With businesses across the board continuously innovating just to keep up with the rapid pace of change in today’s digital world, nurturing creativity is critically important to the future of every company.

Fostering creative thinking has been linked to a company’s ability to grow and succeed. In fact, around 60 percent of CEOs and public leaders polled said they value creativity over all other skills in their employees and leaders. And the 2010 IBM Global CEO Study concurred, finding creativity to be the most important trait for future leaders to possess.

If you know how to be creative, you can learn anything and rise to any challenge. This is why creativity is such a hot commodity in the 21st-century job market — and why many companies might consider creating their own in-house talent development programs.

At 72andSunny, we’ve developed a 12-week creative residency program, called 72U, to help participants reach their potential, creatively and professionally, through experimentation and collaboration. Not only does this program enable us to give back to the creative community, which is one of our top priorities as a company, but 72U participants also often turn out to be outstanding candidates to work with us after their session finishes. In essence, our talent development program is the purest expression of our company mission: to be a platform for personal growth and creative self-expression.

Creativity for All

Although executives spend $164 billion on learning and development programs, many business leaders remain unsure about how effective they are. One thing that’s getting lost in the shuffle is creative thinking.

When we say “creativity,” we’re essentially talking about coming up with ideas to solve problems. This means successful innovation depends heavily on creativity — being agile, adaptable, and able to solve problems in unique ways. It doesn’t necessarily have to do with art; creativity is a competency that can be learned and practiced by all.

It starts with the space set aside for creative pursuits. What does such an environment look and feel like? And what does it mean to be truly creative?

The physical space should be adaptable to different uses, with books, tools, and supplies that stimulate creativity and promote exploration. To foster a creative emotional space within, consider starting each day meditating as a group to nurture both the individual and the team.

Starting an In-House Talent Development Program

For in-house talent development programs to work, company leaders must promote an atmosphere that fosters a creative mindset in both their employees and themselves. Here are some tips for doing just that:

1. Set forth the vision. As it’s the responsibility of senior-level executives to cultivate talent, an in-house talent development program won’t work unless an organization’s leaders provide both the vision and the investment needed. A talent development program is the purest form of the company’s mission, so it must start at the top.

2. Get employees excited. Yes, the vision needs to come from the top, but if employees don’t support the program, it won’t succeed. They need to see the benefits and be proud of the initiative. The best way to get buy-in is to involve them.

3. Define your mission. One study found that only 10 percent of companies with talent development programs in place have aligned those programs with their overall strategy. Start by brainstorming: “What opportunities are we missing, and how can this program fill those gaps?” When you understand your company’s values and ambitions, you can determine how the program will embody them and how you can get the most out of the program.

4. Ask the right questions. The questions you ask will determine your outcomes. What do you want the output to be?

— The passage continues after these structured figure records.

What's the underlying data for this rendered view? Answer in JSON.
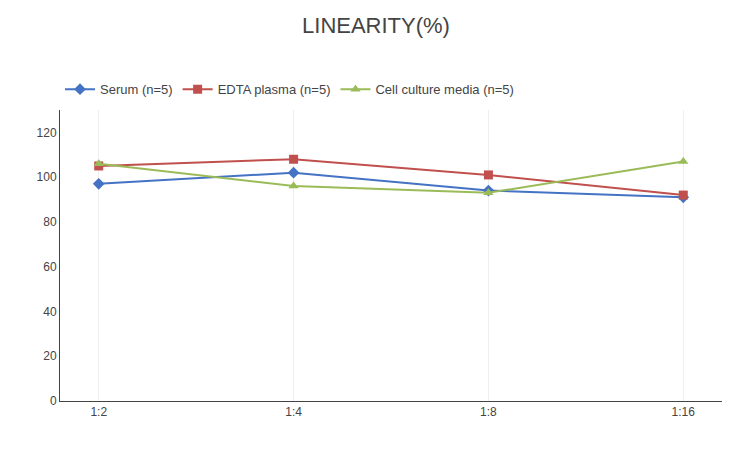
{
  "chart_data": {
    "type": "line",
    "title": "LINEARITY(%)",
    "categories": [
      "1:2",
      "1:4",
      "1:8",
      "1:16"
    ],
    "series": [
      {
        "name": "Serum (n=5)",
        "color": "#4472C4",
        "marker": "diamond",
        "values": [
          97,
          102,
          94,
          91
        ]
      },
      {
        "name": "EDTA plasma (n=5)",
        "color": "#C0504D",
        "marker": "square",
        "values": [
          105,
          108,
          101,
          92
        ]
      },
      {
        "name": "Cell culture media (n=5)",
        "color": "#9BBB59",
        "marker": "triangle-up",
        "values": [
          106,
          96,
          93,
          107
        ]
      }
    ],
    "ylim": [
      0,
      130
    ],
    "yticks": [
      0,
      20,
      40,
      60,
      80,
      100,
      120
    ],
    "grid": "x",
    "legend": "top"
  }
}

How will you measure success? Review your industry’s current landscape, and evaluate where it’s headed to determine what your talent development program needs to achieve.

5. Find the right person to spearhead the program. Company cultures will inevitably change over time, so the program needs someone who can act as the connector between the organization and the program, take accountability for the program, and continue to evolve it. Building an in-house talent development program is an iterative process, and it’s definitely a full-time job.

6. Determine a system design. How does this program fit into the company’s ecosystem? You need to develop the content, identify how the program interacts with the company, determine whether people pay to participate in it, and outline the framework (i.e., how long it will be, who will lead it, and how it will be organized).

The Benefits of a Talent Development Program

How will all of this help your bottom line? As your company becomes known for nurturing creative talent, the talent will come to you — even from outside your industry. And a diverse internal team will enrich all of your projects.

As you grow, a talent development program is a way to try out potential candidates to see whether they’re a good fit. Our culture, for example, is highly collaborative, meaning it isn’t a fit for everybody. So the programs I direct not only allow us to try people out and grow them within our culture, but they also enable participants to see whether our company would be a good fit for them.

There are a lot of practical and measurable benefits to having an in-house program; it allows you to attract and assess talent outside your industry and grow that talent within the company culture. It also provides inspiration for the company and empowers company leadership to invest in the future leaders of your industry. These days, businesses struggle to fill critical positions at many levels in what’s been called the “war for talent.” For us, it hasn’t been a battle so much as a challenge and a journey.

If you can’t find the talent you need, grow it.